Add_faiss_index usage example

Hi, I am trying to know how to use Rag/DPR, but first I want to get familiar with faiss usage.
I checked the official example in

But it seems the snippet code is not self-executable.
So I did some modification, aiming to retrieve similar examples in the sst2 dataset with query ‘I am happy’.

import datasets
from transformers import pipeline
embed = pipeline('sentiment-analysis', model="nlptown/bert-base-multilingual-uncased-sentiment")
ds = datasets.load_dataset('glue', 'sst2', split='test')
ds_with_embeddings = ds.map(lambda example: {'embeddings': embed(example['sentence'])})
ds_with_embeddings.add_faiss_index(column='embeddings')
# query
scores, retrieved_examples = ds_with_embeddings.get_nearest_examples('embeddings', embed('I am happy.'), k=10)
# save index
ds_with_embeddings.save_faiss_index('embeddings', 'my_index.faiss')

ds = datasets.load_dataset('glue', 'sst2', split='test')
# load index
ds.load_faiss_index('embeddings', 'my_index.faiss')
# query
scores, retrieved_examples = ds.get_nearest_examples('embeddings', embed('I am happy.'), k=10)

My problem is at ds_with_embeddings.add_faiss_index(column='embeddings')
I got error with there with " TypeError: float() argument must be a string or a number, not ‘dict’ "
If I changed it to

ds_with_embeddings_score = ds_with_embeddings.map(lambda example: {'embeddings_score': example['embeddings'][0]['score']})
ds_with_embeddings_score.add_faiss_index(column='embeddings_score')

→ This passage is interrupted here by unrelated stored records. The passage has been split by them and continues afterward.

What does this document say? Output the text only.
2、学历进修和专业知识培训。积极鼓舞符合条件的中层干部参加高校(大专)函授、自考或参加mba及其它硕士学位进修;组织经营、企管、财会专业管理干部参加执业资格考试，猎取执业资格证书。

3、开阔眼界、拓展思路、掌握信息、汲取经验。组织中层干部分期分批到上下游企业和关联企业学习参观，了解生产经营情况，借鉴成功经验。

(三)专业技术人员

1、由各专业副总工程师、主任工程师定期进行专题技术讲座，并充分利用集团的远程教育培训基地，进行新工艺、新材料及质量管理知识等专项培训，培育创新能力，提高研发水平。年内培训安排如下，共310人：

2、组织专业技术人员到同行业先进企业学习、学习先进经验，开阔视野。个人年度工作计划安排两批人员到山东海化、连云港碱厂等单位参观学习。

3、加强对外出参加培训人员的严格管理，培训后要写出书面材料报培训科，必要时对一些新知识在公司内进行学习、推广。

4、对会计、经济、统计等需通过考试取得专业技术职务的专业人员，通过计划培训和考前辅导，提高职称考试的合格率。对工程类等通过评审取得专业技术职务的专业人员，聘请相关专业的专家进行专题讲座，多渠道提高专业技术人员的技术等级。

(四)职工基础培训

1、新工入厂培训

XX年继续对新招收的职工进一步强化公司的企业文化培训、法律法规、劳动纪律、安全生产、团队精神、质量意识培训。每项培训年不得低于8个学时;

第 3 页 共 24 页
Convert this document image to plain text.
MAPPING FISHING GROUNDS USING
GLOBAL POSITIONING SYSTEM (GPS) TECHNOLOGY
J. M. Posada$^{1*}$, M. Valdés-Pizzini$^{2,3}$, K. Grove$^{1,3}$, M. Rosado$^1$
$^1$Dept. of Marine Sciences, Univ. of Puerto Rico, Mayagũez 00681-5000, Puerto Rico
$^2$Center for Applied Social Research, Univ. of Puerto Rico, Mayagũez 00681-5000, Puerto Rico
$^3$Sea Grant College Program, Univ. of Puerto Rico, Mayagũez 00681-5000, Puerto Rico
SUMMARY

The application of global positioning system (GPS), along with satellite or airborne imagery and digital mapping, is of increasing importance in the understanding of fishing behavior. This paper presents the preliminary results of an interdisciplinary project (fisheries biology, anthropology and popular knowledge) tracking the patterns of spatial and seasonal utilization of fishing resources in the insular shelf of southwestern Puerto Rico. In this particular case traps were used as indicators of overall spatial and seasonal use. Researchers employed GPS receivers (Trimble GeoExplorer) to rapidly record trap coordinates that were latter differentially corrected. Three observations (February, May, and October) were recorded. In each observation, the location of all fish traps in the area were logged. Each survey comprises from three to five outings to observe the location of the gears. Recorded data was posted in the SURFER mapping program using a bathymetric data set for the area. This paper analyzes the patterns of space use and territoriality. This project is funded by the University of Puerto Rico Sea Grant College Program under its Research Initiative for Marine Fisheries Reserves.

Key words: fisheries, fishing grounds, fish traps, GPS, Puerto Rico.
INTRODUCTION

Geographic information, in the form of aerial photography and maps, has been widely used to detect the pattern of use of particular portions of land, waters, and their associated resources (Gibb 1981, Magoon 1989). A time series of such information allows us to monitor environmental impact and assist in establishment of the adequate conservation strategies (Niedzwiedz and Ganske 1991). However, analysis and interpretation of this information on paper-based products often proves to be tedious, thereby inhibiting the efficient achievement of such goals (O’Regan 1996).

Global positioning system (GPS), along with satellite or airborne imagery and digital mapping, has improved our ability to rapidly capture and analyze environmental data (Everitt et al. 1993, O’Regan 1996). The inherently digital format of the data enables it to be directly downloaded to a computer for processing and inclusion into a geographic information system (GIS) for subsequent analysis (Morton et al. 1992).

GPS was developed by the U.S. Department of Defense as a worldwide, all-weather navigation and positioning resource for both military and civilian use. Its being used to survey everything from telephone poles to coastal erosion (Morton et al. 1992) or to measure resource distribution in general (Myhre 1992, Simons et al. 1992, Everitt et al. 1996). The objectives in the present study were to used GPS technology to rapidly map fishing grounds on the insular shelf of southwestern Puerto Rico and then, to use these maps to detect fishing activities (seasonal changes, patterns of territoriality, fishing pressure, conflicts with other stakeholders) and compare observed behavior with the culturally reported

Then I got error " TypeError: len() of unsized object "
Any adivce?Thanks.

I have little experience with pipelines, but I think the issue is that embed(example['sentence']) should return a vector representation for example['sentence']. However, calling a text classification pipeline returns a dict with labels and scores. Instead, you need to run a feature extraction pipeline which should return vectors. (You may need to unpack it though, as the return type is a nested list, presumably for batched processing.)

So (untested) you can try something like:

embed = pipeline('feature-extraction', model="nlptown/bert-base-multilingual-uncased-sentiment")
...
ds_with_embeddings = ds.map(lambda example: {'embeddings': embed(example['sentence'])[0]})

You may need to test a bit with the [0]. Not sure whether it is necessary.

It seems the embed needs to give a fixed size feature, if I use pipeline with ‘feature-extraction’, I need to conduct another pooing .
I used a third-party sentence embedding extractor and it seems work
My executable code is:

import datasets
from sentence_transformers import SentenceTransformer

embed = SentenceTransformer("nli-bert-large-max-pooling")
ds = datasets.load_dataset('glue', 'sst2', split='test')
ds_with_embeddings = ds.map(lambda example: {'embeddings': embed.encode(example['sentence'])})
ds_with_embeddings.add_faiss_index(column='embeddings')
# query
scores, retrieved_examples = ds_with_embeddings.get_nearest_examples('embeddings', embed.encode('I am happy.'), k=10)
# save index
ds_with_embeddings.save_faiss_index('embeddings', 'my_index.faiss')

ds = datasets.load_dataset('glue', 'sst2', split='test')
# load index
ds.load_faiss_index('embeddings', 'my_index.faiss')
# query
scores, retrieved_examples = ds.get_nearest_examples('embeddings', embed.encode('I am happy.'), k=10)
print("\n scores: \n{}".format(scores))
print("\n retrieved_examples: \n{}\n".format(retrieved_examples))

with the output:

 scores: 
[ 93.086624 115.375305 135.21281  137.25983  146.3393   152.40036
 165.03342  165.48126  166.6388   181.6477  ]

 retrieved_examples: 
OrderedDict([('idx', [138, 874, 1251, 157, 144, 917, 21, 169, 1502, 1392]), ('label', [-1, -1, -1, -1, -1, -1, -1, -1, -1, -1]), ('sentence', ['i loved it !', 'the result is something quite fresh and delightful .', 'remarkably accessible and affecting .', 'i admired this work a lot .', 'witty , touching and well paced .', '... in this incarnation its fizz is infectious .', 'a feel-good picture in the best sense of the term .', "brilliant ! '", "is n't it great ?", 'go see it and enjoy .'])])

If anyone could provide a HF-native code snippet, I would appreciate.

You may use add_faiss_index_from_external_arrays instead.